There is only about a 5% chance of miscarriage of a PGS (genetically) tested embryo that implants. I was in the bottom 5%.
This was two months ago, and was a very dark time for me. I’ve since seen a miscarriage specialist (yup, that’s a specialist to the specialist), gotten a second and third opinion, and watched my HCG levels drop, go back up, and drop again ultimately resulting in a saline sonogram, endometrial biopsy and hysteroscopy surgery, but can finally see the light again.
If you’ve made it this far into my story, I don’t want to disappoint you! I know it doesn’t seem like a happy ending, and I can’t lie, it has been hard for me to find the good here. As cheesy as it sounds though, I’ve learned a lot about myself through this whole process and have had the chance to think about my goals and ambitions. My husband and I grew closer together and I feel so lucky to have a true partner in all of this (I’ll stop the cheesy comments soon, promise!!!) I realized how important this forum really is to me and how empty I felt over the past few months without it. Above all, I am now determined to share my stories – and not just this one.
I know this forum is just a blog where I post pictures of what I wear to work. But I have been searching for a long time on how to make it more than that. Hopefully, this isn’t the end of my story, and hopefully one day (soon) I can share a happy ending with you.

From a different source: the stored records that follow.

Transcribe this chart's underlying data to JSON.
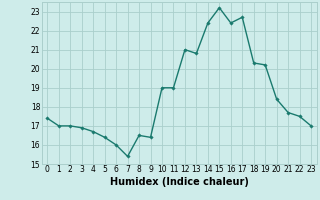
{
  "x": [
    0,
    1,
    2,
    3,
    4,
    5,
    6,
    7,
    8,
    9,
    10,
    11,
    12,
    13,
    14,
    15,
    16,
    17,
    18,
    19,
    20,
    21,
    22,
    23
  ],
  "y": [
    17.4,
    17.0,
    17.0,
    16.9,
    16.7,
    16.4,
    16.0,
    15.4,
    16.5,
    16.4,
    19.0,
    19.0,
    21.0,
    20.8,
    22.4,
    23.2,
    22.4,
    22.7,
    20.3,
    20.2,
    18.4,
    17.7,
    17.5,
    17.0
  ],
  "line_color": "#1a7a6e",
  "marker": "D",
  "marker_size": 1.8,
  "line_width": 1.0,
  "xlabel": "Humidex (Indice chaleur)",
  "xlim": [
    -0.5,
    23.5
  ],
  "ylim": [
    15,
    23.5
  ],
  "yticks": [
    15,
    16,
    17,
    18,
    19,
    20,
    21,
    22,
    23
  ],
  "xticks": [
    0,
    1,
    2,
    3,
    4,
    5,
    6,
    7,
    8,
    9,
    10,
    11,
    12,
    13,
    14,
    15,
    16,
    17,
    18,
    19,
    20,
    21,
    22,
    23
  ],
  "bg_color": "#ceecea",
  "grid_color": "#aacfcc",
  "xlabel_fontsize": 7,
  "tick_fontsize": 5.5,
  "xlabel_fontweight": "bold"
}
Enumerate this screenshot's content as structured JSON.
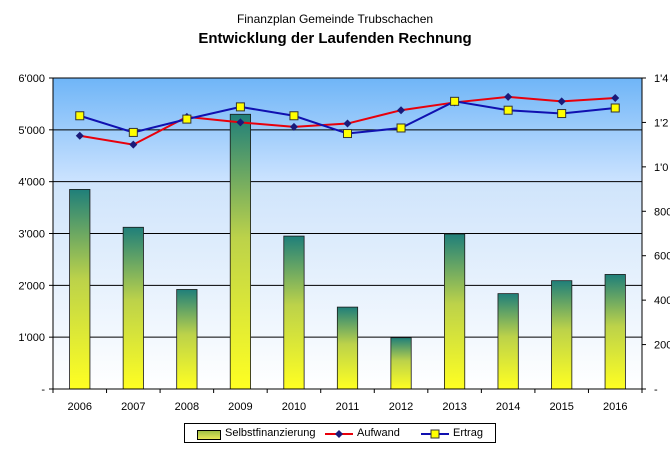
{
  "title": "Finanzplan Gemeinde Trubschachen",
  "subtitle": "Entwicklung der Laufenden Rechnung",
  "chart_data": {
    "type": "bar",
    "categories": [
      "2006",
      "2007",
      "2008",
      "2009",
      "2010",
      "2011",
      "2012",
      "2013",
      "2014",
      "2015",
      "2016"
    ],
    "series": [
      {
        "name": "Selbstfinanzierung",
        "type": "bar",
        "axis": "left",
        "values": [
          3850,
          3120,
          1920,
          5300,
          2950,
          1580,
          990,
          2990,
          1840,
          2090,
          2210
        ]
      },
      {
        "name": "Aufwand",
        "type": "line",
        "axis": "right",
        "color": "#e8000b",
        "values": [
          11400,
          11000,
          12250,
          12000,
          11800,
          11950,
          12550,
          12900,
          13150,
          12950,
          13100
        ]
      },
      {
        "name": "Ertrag",
        "type": "line",
        "axis": "right",
        "color": "#1010b0",
        "values": [
          12300,
          11550,
          12150,
          12700,
          12300,
          11500,
          11750,
          12950,
          12550,
          12400,
          12650
        ]
      }
    ],
    "ylim_left": [
      0,
      6000
    ],
    "ylim_right": [
      0,
      14000
    ],
    "yticks_left": [
      "-",
      "1'000",
      "2'000",
      "3'000",
      "4'000",
      "5'000",
      "6'000"
    ],
    "yticks_right": [
      "-",
      "200",
      "400",
      "600",
      "800",
      "1'0",
      "1'2",
      "1'4"
    ],
    "grid": true,
    "legend": "bottom"
  }
}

Until then, this has taught be to be open with my emotions and my writing and that I don’t need to keep everything so close to the chest any longer.
As I always say, please reach out to me if you have any questions or thoughts on either my recent experience with fertility treatments or on the future of this site!! I’ll plan to write posts on the specifics for anyone interested as there is just a ton of advice I have for those going through anything similar.
PS – I know an abundance of vacation pictures can get annoying, but my husband and I booked a big celebratory trip when we heard the news that we decided not to cancel!! (I have a feeling we need it more now than when we do get pregnant one day!) So…. Stay tuned, I’ll be traveling to Italy, Greece and London in July and will be posting tons of outfit inspirations and travel tips.
I’d also love any recommendations for restaurants that anyone has!! We’ll be in Lake Garda, Venice, Mykonos, and Santorini – email me if you have favorite spots!!
I am so excited to be picking up the blog, and my life again. For anyone who is still reading this, THANK YOU. THANK YOU for caring about me and my story. Sometimes falling down creates the best endings and I’m excited to keep sharing mine with you.